On the visual art side, canvases displayed support for Black Lives Matter. Mechanical engineering student Rylee Pamelar explained he felt the need to use his drawing skill to draw attention to recent victims of police killings.
The event was planned in barely a week after actor Eileen Bowman posted on social media asking how local artists will respond to the recent uprising in response to the police killing of George Floyd.
“A lot of us were calling to our theaters wondering why we hadn’t heard from them and to other artists that are allies and why we haven’t heard from them. While we did that, one of my really awesome allies, [Bowman] posted ‘What are we going to do?’” explained Muse, who spearheaded the event. “We threw out some ideas and one of the ideas was ‘We should do a sit and sing.’”
After the decision of what type of event to hold, Muse reached out to a handful of close friends who are Black women artists. They planned the event and brought on several artists to perform. In addition, Ben & Jerry’s served hundreds of people free ice cream from a canopy at the park. Free food was also given to attendees with some donation options.
Muse said the date was picked to coincide with the Juneteenth celebrations as well as to fight back against President Trump’s decision to host a campaign rally in Tulsa on the important African-American holiday (after an outcry, Trump changed the date of the rally to Saturday, June 20). Tulsa is the location of a race massacre in 1921 where a thriving Black middle-class neighborhood was destroyed with hundreds murdered.

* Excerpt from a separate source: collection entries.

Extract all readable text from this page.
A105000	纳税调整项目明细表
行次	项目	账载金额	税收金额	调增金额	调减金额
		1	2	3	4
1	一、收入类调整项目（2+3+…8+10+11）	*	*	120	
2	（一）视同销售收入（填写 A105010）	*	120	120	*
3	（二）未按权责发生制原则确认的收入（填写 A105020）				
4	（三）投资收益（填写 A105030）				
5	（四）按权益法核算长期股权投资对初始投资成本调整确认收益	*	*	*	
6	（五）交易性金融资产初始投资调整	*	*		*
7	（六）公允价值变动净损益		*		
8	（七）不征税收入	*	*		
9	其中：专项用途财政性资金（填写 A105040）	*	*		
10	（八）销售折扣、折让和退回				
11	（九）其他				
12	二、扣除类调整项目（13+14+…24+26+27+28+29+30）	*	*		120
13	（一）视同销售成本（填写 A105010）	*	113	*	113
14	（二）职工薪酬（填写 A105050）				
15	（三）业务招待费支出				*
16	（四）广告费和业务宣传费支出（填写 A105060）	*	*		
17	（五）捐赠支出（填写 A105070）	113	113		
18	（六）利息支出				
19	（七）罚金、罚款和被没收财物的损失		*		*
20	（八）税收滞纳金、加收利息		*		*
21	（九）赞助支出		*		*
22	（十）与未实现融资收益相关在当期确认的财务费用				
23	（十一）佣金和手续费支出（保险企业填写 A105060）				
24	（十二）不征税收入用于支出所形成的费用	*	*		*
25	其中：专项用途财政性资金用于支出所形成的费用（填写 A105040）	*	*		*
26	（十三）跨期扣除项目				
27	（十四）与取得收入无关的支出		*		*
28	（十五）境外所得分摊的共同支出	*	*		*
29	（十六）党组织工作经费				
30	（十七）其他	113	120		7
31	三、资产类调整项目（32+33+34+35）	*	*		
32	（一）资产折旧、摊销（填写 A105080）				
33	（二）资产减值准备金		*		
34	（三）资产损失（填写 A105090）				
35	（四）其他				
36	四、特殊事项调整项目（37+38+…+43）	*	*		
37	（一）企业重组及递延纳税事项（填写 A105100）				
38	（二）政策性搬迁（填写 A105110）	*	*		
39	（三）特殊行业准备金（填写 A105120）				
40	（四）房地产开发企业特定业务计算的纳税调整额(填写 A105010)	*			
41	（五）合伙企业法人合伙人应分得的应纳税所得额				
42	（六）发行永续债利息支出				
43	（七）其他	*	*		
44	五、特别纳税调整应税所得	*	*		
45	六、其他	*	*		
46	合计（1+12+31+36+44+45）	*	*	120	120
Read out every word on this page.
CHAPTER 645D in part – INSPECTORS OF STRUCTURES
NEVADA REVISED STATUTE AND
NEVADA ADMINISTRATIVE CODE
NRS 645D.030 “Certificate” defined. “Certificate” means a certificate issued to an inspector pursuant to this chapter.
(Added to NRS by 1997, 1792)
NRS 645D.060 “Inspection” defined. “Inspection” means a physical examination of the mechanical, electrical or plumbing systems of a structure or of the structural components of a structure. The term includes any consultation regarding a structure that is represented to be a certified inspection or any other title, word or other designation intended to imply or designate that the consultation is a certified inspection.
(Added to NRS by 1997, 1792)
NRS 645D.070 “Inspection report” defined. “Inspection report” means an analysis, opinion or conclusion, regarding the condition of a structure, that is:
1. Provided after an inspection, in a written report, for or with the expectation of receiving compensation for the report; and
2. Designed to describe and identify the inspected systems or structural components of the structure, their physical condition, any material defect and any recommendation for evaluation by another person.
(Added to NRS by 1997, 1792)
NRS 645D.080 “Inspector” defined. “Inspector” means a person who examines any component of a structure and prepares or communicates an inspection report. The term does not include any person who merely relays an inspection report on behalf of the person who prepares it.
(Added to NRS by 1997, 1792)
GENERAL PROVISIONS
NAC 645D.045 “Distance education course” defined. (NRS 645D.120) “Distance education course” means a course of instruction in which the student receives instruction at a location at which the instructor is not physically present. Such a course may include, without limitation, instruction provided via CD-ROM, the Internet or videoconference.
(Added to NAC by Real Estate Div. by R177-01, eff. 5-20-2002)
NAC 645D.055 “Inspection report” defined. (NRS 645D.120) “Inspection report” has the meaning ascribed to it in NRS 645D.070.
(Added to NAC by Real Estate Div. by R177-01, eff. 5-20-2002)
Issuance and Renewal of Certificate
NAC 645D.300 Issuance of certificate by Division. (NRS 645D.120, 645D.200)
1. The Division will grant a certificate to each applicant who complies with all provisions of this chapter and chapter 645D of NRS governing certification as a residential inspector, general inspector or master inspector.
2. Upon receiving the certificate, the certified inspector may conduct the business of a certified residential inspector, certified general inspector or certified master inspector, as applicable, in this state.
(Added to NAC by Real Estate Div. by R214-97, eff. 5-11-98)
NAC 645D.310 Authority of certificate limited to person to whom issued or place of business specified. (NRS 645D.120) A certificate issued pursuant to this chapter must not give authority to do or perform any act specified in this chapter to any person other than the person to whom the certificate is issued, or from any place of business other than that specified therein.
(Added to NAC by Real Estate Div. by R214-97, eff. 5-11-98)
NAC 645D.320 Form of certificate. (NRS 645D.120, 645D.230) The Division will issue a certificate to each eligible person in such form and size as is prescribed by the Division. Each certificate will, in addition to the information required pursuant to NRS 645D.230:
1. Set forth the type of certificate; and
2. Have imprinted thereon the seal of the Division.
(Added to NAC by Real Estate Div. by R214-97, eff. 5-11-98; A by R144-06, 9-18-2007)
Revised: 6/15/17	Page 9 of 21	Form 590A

“We thought that is very disrespectful and we needed to clap back,” she added.
The Juneteenth holiday originated in Texas in 1865 when enslaved people were told they were freed by the Emancipation Proclamation which was signed nearly two-and-a-half years before.
Muse did not grow up celebrating the holiday but after learning about it as a teenager, intentionally began celebrating it in lieu of Fourth of July. Despite its significance, the holiday has not received federal recognition.
“It should be something that’s important to everyone because it is a part of American history,” Muse said. “It should be something that everyone celebrates and it should be a national holiday.”
As Juneteenth gains broader recognition in mainstream America, that comes with a complicated mix of feelings. Kovu, a leader in the San Diego Black Lives Matter chapter, explained that he does not want to see the holiday cheapened by commercialization or used as an excuse to party.
“It’s fine… just understand what it is. I don’t want it to get Cinco de Mayo’ed,” Kovu said. “That’s not what this is. It’s a celebration as well as a commemoration. Because, yes, our independence, but with that we have to understand that just represents that our independence happened way beforehand and we just got told about it. So it’s a call to the informed.”
Kovu grew up celebrating the holiday after his mom explained that it was their independence day and a part of their culture, a culture others would try to claim was stolen or lost to history. Kovu did hear messages denying the existence of Black culture as a child so Juneteenth celebrations made him feel proud and affirmed his existence.
At the Juneteenth art event, one of the first speakers emphasized how this history should not be overlooked.
“It’s not just Black history. It’s U.S. history. It’s world history,” she said.